# [SOLVED]-9.1.98 solve DE

#### karush

##### Well-known member
$\tiny [9.1.98]$ solve
123
$\begin{array}{rl} e^{5x}\,\frac{dy}{dx} + 5e^{5x}y &= e^{4x} \\ \dfrac{d}{dx}\left( e^{5x}y\right) &=e^{4x} \\ e^{5x}y&= \int{ e^{4x}dx} \\ e^{5x}y &= \frac{1}{4}e^{4x} + C \\ y &= \frac{1}{4}\,{e}^{-x} + C\,{e}^{-5\,x} \end{array}$
just reviewing some problems before Sept classes start up
I think this ok not sure how to check it with W|A
possible typos
Mahalo

Last edited:

MHB Math Helper

#### County Boy

##### Member
Very good! Here is another way to solve that equation (how I would probably have done it myself):
The equation is $e^{5x}\frac{dy}{dx}+ 5e^{5x}y= e^{4x}$.​
Divide through by $e^{5x}$ to get​
$\frac{dy}{dx}+ 5y= e^{-x}$.​
That is a "linear differential equation with constant coefficients". It's homogeneous part is $\frac{dy}{dx}+ 5y= 0$ which is the same as $\frac{dy}{dx}= -5y$ and then, in "differential" form, $\frac{dy}{y}= -5dx$. Integrating both sides, $ln(y)= -5x+ C$. Taking the expontial of both sides, $y= C'e^{-5x}$ where $C'= e^C$ is just another constant.
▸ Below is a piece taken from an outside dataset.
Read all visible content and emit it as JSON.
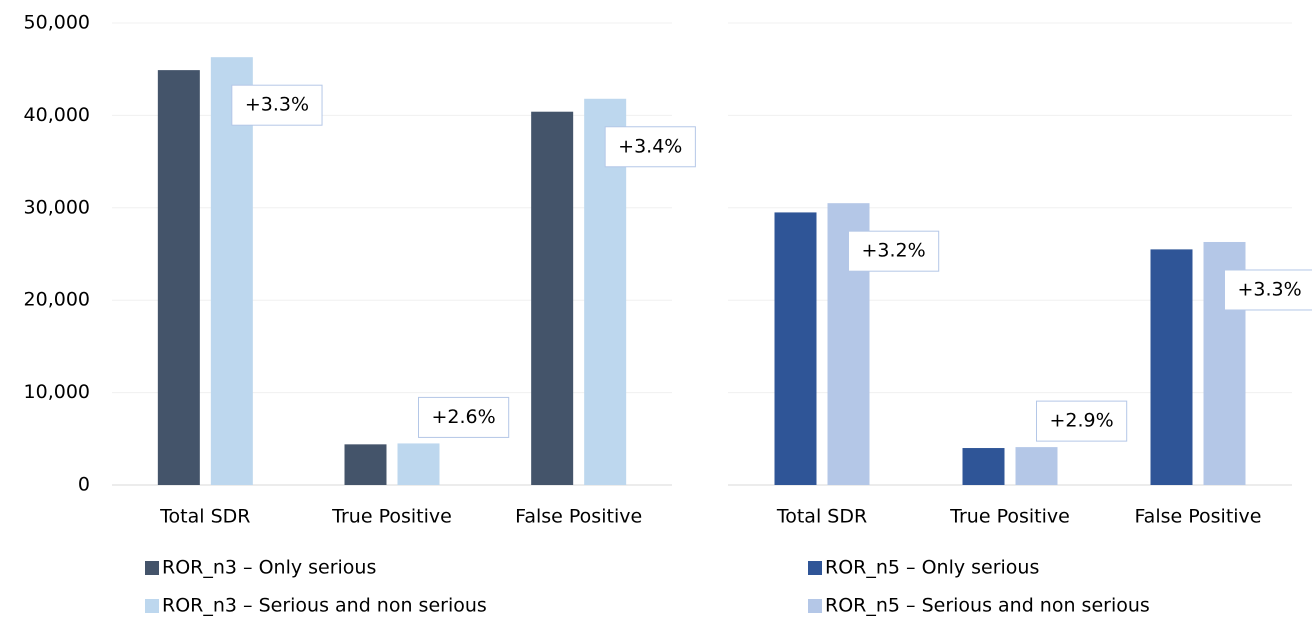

That is the general solution to the "associated homogeneous equation".​
Now to find a solution to the entire equation, since "$e^{-x}$ is a type of function we get as solution to a "linear differential equation with constant coefficients", we try a solution of the form $y= Ae^{-x}$. Then $y'= -Ae^{-x}$ and the equation becomes $-Ae^{-x}+ 5Ae^{-x}= 4Ae^{-x}= e^{-x}$. Since $e^{-x}$ is never 0 we can divide by it to get 4A=1 so $A= \frac{1}{4}$. $\frac{e^{-x}}{4}$ is a solution to the full equation so the general solution to the full equation is $y(x)= C'e^{-5x}+ \frac{e^{-x}}{4}$.

Mahalo